Di tanti pulpiti.

Dal 2006, episodiche esternazioni sulla musica lirica e amenità varie. Sempre tra il serio e il faceto, naturalmente. #verybullo

Archivi Mensili: novembre 2010

Die Walküre di Richard Wagner apre la stagione alla Scala di Milano: prima incursione semiseria.

Purtroppo, in tema con il post perché è stato il Siegmund di uno dei Ring più memorabili e controversi, ho saputo ora che è morto il tenore Peter Hofmann.
Il Ring al quale mi riferisco è quello celeberrimo diretto da Pierre Boulez per la regia di Patrice Chéreau.
Vi propongo qui la scena dell'agnizione da Die Walküre, nella quale Hofmann è affiancato da Jeannine Altmeyer (Sieglinde) e Gwyneth Jones (Brunnhilde).

Dunque, devo aggiungere un’altra persona alla quale la Forza di Firenze ha portato sfiga: me stesso.

Fatale l’ascolto dell’opera e una contemporanea discussione sul blog di Milady (al quale però accedono solo pochi privilegiati), nella quale si dissertava di ruiòn, cinciùt,ruitòn, scagòt, cagòn e sbrenzòtt.
Vi risparmio i particolari più sordidi e inquietanti e so che me ne sarete grati (smile).
Il fatto è che il 7 dicembre la Scala inaugura la stagione con Die Walküre e io volevo scrivere qualcosa per l’occasione, nonostante non sia propriamente in forma.
Avevo pensato di lanciarmi in un post semiserio per ogni personaggio ma non so se ce la faccio, perciò intanto ripiego con un piccolo bignamino del primo atto e poi vediamo, ché qua la situazione è, come dire, liquidamente confusa.
Nel primo atto agiscono tre personaggi: Siegmund, Sieglinde e Hunding.
Intanto chi è questo Siegmund? Da dove viene? Cosa mi rappresenta?
Siegmund è uno dei figli di Wotan, un dio che, evidentemente, non sapeva tenere his deal nei calzoni, perché ovunque nel Ring ci sono figli e nipoti suoi che combinano casini (smile).

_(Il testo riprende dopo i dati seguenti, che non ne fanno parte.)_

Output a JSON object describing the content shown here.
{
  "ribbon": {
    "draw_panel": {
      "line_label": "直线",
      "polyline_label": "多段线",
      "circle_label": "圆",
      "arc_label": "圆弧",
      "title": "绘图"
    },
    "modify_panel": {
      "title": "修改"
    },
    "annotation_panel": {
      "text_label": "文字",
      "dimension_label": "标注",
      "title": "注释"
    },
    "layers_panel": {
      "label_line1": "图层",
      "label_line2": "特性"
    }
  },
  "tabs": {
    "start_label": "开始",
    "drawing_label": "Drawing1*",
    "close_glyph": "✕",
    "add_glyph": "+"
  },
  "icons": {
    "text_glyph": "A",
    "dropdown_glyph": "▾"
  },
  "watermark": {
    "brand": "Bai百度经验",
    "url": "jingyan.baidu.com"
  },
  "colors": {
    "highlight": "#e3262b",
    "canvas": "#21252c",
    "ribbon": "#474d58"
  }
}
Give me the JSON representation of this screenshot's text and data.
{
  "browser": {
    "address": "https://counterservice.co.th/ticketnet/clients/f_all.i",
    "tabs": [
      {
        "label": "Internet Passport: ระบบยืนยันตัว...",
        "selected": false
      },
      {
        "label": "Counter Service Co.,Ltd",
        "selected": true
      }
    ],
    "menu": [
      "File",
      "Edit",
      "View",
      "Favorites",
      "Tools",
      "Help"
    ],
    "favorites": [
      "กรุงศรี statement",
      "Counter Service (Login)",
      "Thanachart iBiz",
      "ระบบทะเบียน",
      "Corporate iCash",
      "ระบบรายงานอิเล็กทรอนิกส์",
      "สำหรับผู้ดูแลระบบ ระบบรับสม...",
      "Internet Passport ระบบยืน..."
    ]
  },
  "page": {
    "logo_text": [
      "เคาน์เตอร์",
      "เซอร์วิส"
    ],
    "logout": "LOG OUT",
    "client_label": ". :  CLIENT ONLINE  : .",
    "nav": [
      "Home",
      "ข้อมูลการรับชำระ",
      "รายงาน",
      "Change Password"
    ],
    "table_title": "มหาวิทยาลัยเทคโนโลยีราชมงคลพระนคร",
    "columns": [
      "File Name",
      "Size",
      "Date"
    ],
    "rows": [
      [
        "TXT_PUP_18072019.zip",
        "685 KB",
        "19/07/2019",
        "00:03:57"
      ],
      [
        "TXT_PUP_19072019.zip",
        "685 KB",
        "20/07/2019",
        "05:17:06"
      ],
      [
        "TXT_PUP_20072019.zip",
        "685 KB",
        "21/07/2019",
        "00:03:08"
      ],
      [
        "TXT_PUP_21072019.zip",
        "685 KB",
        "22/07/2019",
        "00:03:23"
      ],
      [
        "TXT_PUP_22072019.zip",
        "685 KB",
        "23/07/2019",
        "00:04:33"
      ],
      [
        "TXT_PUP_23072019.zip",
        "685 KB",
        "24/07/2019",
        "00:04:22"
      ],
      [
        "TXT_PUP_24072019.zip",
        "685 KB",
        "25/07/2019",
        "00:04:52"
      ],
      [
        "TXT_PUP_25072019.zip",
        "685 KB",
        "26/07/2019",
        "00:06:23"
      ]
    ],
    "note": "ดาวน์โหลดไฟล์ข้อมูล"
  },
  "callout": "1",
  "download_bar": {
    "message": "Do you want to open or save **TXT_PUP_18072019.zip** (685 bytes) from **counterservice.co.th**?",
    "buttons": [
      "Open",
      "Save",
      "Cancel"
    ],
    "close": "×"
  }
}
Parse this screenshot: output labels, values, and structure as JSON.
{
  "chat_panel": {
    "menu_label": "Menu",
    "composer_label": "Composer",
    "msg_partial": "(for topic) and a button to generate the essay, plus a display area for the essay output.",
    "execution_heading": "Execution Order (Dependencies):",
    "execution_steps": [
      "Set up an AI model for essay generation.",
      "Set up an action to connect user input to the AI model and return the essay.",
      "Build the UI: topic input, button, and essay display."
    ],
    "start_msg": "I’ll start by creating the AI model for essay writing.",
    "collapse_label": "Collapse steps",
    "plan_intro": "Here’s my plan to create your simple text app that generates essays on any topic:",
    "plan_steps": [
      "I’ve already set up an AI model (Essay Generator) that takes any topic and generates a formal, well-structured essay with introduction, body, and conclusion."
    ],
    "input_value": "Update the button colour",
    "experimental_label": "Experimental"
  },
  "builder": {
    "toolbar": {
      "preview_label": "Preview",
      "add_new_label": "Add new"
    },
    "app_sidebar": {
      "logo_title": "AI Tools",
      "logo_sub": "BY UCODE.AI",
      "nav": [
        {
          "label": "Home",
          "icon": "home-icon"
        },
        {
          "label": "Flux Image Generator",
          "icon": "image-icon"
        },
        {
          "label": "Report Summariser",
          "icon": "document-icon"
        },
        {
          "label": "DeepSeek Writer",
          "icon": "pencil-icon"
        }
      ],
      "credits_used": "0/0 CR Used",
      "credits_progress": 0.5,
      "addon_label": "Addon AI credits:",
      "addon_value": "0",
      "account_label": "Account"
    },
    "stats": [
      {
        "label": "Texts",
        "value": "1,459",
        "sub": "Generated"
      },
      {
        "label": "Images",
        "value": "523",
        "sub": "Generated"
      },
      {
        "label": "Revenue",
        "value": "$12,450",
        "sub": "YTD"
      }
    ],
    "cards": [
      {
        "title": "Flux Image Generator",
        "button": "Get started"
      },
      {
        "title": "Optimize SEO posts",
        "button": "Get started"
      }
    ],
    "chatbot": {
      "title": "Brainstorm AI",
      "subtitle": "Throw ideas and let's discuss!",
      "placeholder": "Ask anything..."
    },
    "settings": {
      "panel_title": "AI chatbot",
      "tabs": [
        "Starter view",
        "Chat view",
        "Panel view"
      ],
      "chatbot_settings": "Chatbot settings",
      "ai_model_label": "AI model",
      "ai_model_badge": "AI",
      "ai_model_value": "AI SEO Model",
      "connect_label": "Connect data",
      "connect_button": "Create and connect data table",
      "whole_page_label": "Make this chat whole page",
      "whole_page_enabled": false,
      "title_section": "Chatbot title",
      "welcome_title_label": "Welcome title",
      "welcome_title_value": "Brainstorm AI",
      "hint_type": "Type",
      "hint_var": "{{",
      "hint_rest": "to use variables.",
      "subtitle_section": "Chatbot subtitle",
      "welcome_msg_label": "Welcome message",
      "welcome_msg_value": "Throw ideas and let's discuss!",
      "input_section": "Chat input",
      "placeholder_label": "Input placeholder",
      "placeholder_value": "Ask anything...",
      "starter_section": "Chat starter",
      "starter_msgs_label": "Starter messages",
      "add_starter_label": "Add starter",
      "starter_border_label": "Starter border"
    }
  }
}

Anche le Valchirie sono figlie sue, per esempio.
Voglio dire, facile che poi la moglie di Wotan, Fricka, sia piuttosto acida e fastidiosa no?
Dunque, dicevo di Siegmund che, trattandosi di giovane ardimentoso e fiero, non può essere che tenore. Una parte di tenore, ancora una volta, estremamente difficile seppure la nota più alta che deve cantare sia un la naturale (la3, scrivono alcuni).
Il fatto è che codesta nota, alla fine del primo atto (scritta sulla ä della grande frase Braut und Schwester bist du dem Bruder so blühe denn, Wälsungen-Blut!*), dopo un lunghissimo duetto con Sieglinde, pesa come un macigno e in molti ci hanno lasciato le penne.
La tessitura della parte di Siegmund è centrale e batte interamente sulla zona di passaggio (fa/fa diesis/sol) che è notoriamente faticosa e impervia, soprattutto se ci devi cantare per un’ora abbondante sopra.
Ma lasciamo da parte i tecnicismi che spesso risultano stucchevoli e torniamo al nostro eroe, che entra in scena subito preceduto da note che comunicano benissimo ansia e concitazione.
Il piccolo Siegmund ha fatto una vitaccia perché il papà l’ha portato in giro per il mondo, l’ha temprato e poi l’ha mollato da solo nel mezzo di un grosso casino. Il lato positivo è che il paparino gli ha promesso una spada invincibile al momento giusto.
E qui, volendo, si può far entrare in gioco la sorella di Siegmund, Sieglinde. Una sorella gemella che non vede da tanto tempo.
Perché, chiederete voi? Perché proprio a casa di Sieglinde c’è un frassino nel quale uno strano tipo (sempre il paparino, sotto mentite spoglie) ha piantato una spada, che è proprio quella promessa a Siegmund.
Solo che Sieglinde, soprano, è suo malgrado sposata con un tipaccio, Hunding (basso), che è proprio uno dei nemici di Siegmund. Facile prevedere complicazioni, no?
Insomma, Siegmund fuggitivo capita in casa di Sieglinde che decide d’aiutare il giovane baldanzoso, anche drogando il marito.
E insomma da cosa nasce cosa, i due un po’ alla volta si riconoscono e pensano bene di andare a letto insieme, dopo che Siegmund ha estratto dal frassino la spada (e vi prego di lasciar perdere i doppi sensi…).
Una genialata, vero? E contemporaneamente una mossa che sarà gravida di conseguenze.
E così finisce il primo atto.
Come ho scritto spesso Die Walküre  è la mia coperta di Linus e questo primo atto è davvero adrenalinico, entusiasmante.
La musica di Wagner è sublime, non ci sono cali di tensione e raramente, a mio umilissimo parere, sono state scritte note che riescano a comunicare meglio i sentimenti dei protagonisti.
La tempesta iniziale, il teso colloquio tra Hunding e Siegmund, la faticosa agnizione tra i due gemelli, la speranza (che delude sempre) di un avvenire più sereno, il fuoco dell’amore carnale: tutti momenti ai quali Wagner dona la sua ispirazione migliore.
Spero di poter scrivere ancora un paio di post prima della prima del 7 dicembre, nel frattempo chi vuole si goda questo finale atto primo, che risale a qualche annetto fa.

Buona settimana a tutti.
P.S.
Post scritto in fretta e quasi senza riguardare: se ho sbagliato mi corriggerete (smile).
 
*Sposa e sorella sei tu al fratello, così fiorisca dunque il sangue dei Walsidi.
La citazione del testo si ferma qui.